Study of fractional semipositone problems on $\mathbb{R}^N$

TL;DR

This paper investigates nonlocal fractional semipositone problems on al Rb2N, proving existence of solutions near zero parameter using variational methods and establishing uniform estimates for positivity.

Contribution

It introduces new existence results for fractional semipositone problems with subcritical growth and weaker conditions, using a novel Brezis-Kato type estimate.

Findings

Existence of mountain pass solutions near zero parameter.

Uniform rezis-Kato0 estimates ensuring positivity.

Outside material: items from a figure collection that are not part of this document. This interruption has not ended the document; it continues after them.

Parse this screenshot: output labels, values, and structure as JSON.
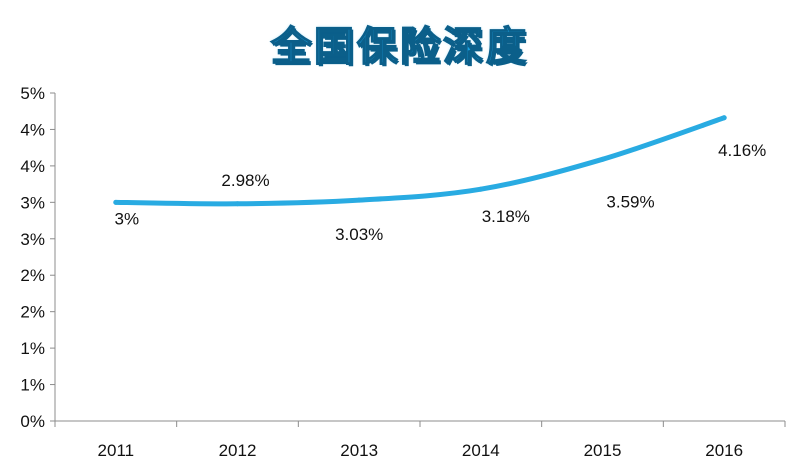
{
  "chart_data": {
    "type": "line",
    "title": "全国保险深度",
    "xlabel": "",
    "ylabel": "",
    "categories": [
      "2011",
      "2012",
      "2013",
      "2014",
      "2015",
      "2016"
    ],
    "series": [
      {
        "values": [
          3.0,
          2.98,
          3.03,
          3.18,
          3.59,
          4.16
        ],
        "labels": [
          "3%",
          "2.98%",
          "3.03%",
          "3.18%",
          "3.59%",
          "4.16%"
        ],
        "color": "#29abe2"
      }
    ],
    "y_tick_labels": [
      "0%",
      "1%",
      "1%",
      "2%",
      "2%",
      "3%",
      "3%",
      "4%",
      "4%",
      "5%"
    ],
    "ylim": [
      0,
      4.5
    ],
    "grid": false,
    "legend": "none"
  }
}
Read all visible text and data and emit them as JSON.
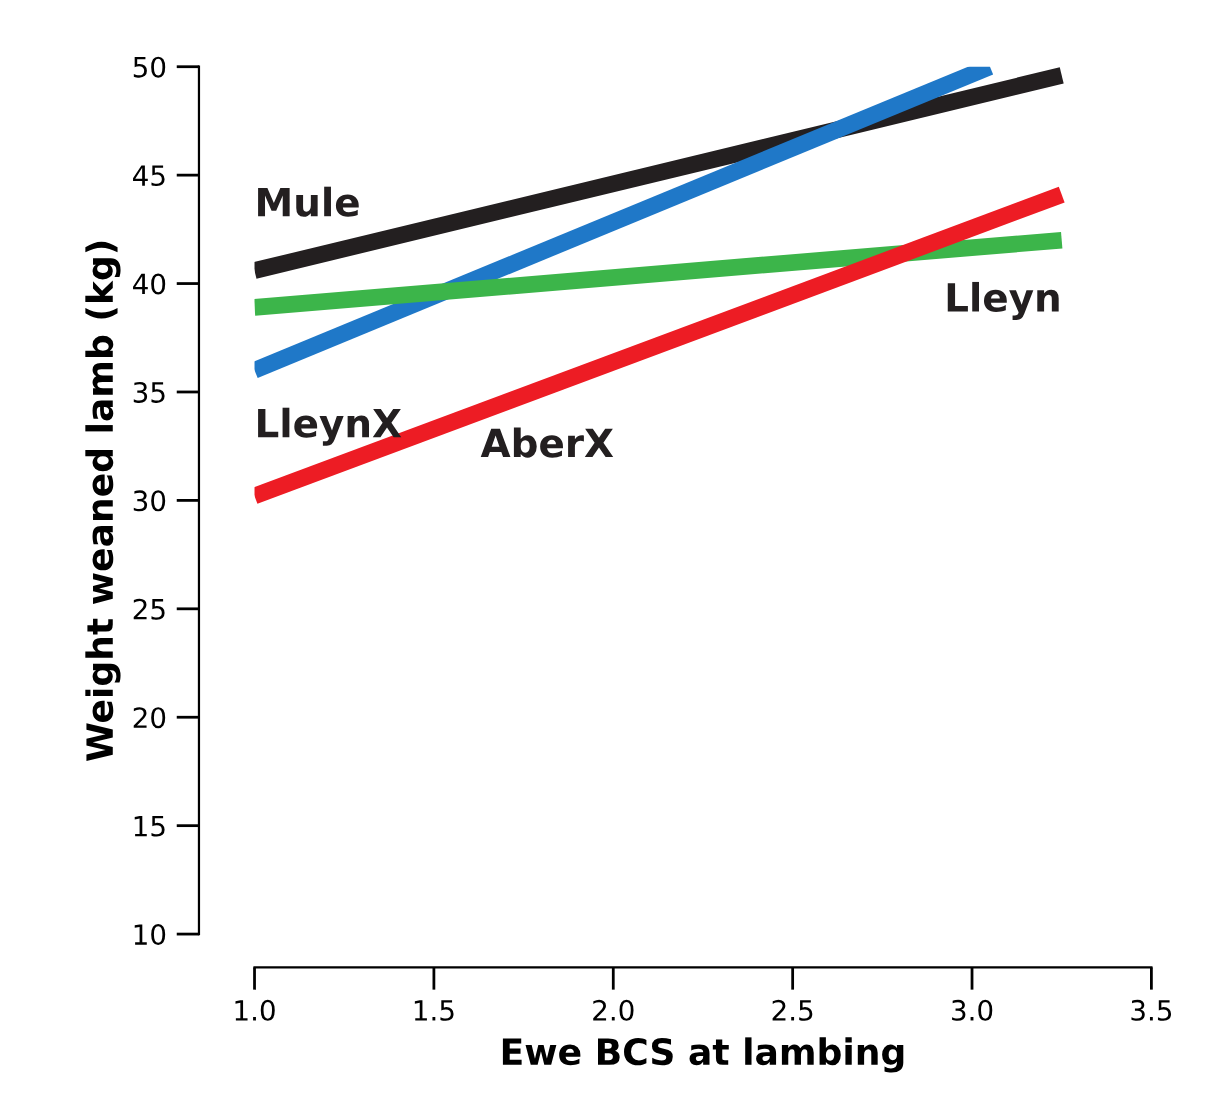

Applicability to problems with subcritical growth and weaker nonlinearities.

Abstract

Let $s \in (0,1)$ and $N >2s$. In this paper, we consider the following class of nonlocal semipositone problems: \begin{align*} (-\Delta)^s u= g(x)f_a(u) \text { in } \mathbb{R}^N, \; u > 0 \text{ in } \mathbb{R}^N, \end{align*} where the weight $g \in L^1(\mathbb{R}^N) \cap L^{\infty}(\mathbb{R}^N)$ is positive, $a>0$ is a parameter, and $f_a \in \mathcal{C}(\mathbb{R})$ is strictly negative on $(-\infty,0]$. For $f_a$ having subcritical growth and weaker Ambrosetti-Rabinowitz type nonlinearity, we prove that the above problem admits a mountain pass solution $u_a$, provided `$a$' is near zero. To obtain the positivity of $u_a$, we establish a Brezis-Kato type uniform estimate of $(u_a)$ in $L^r(\mathbb{R}^N)$ for every $r \in [\frac{2N}{N-2s}, \infty]$.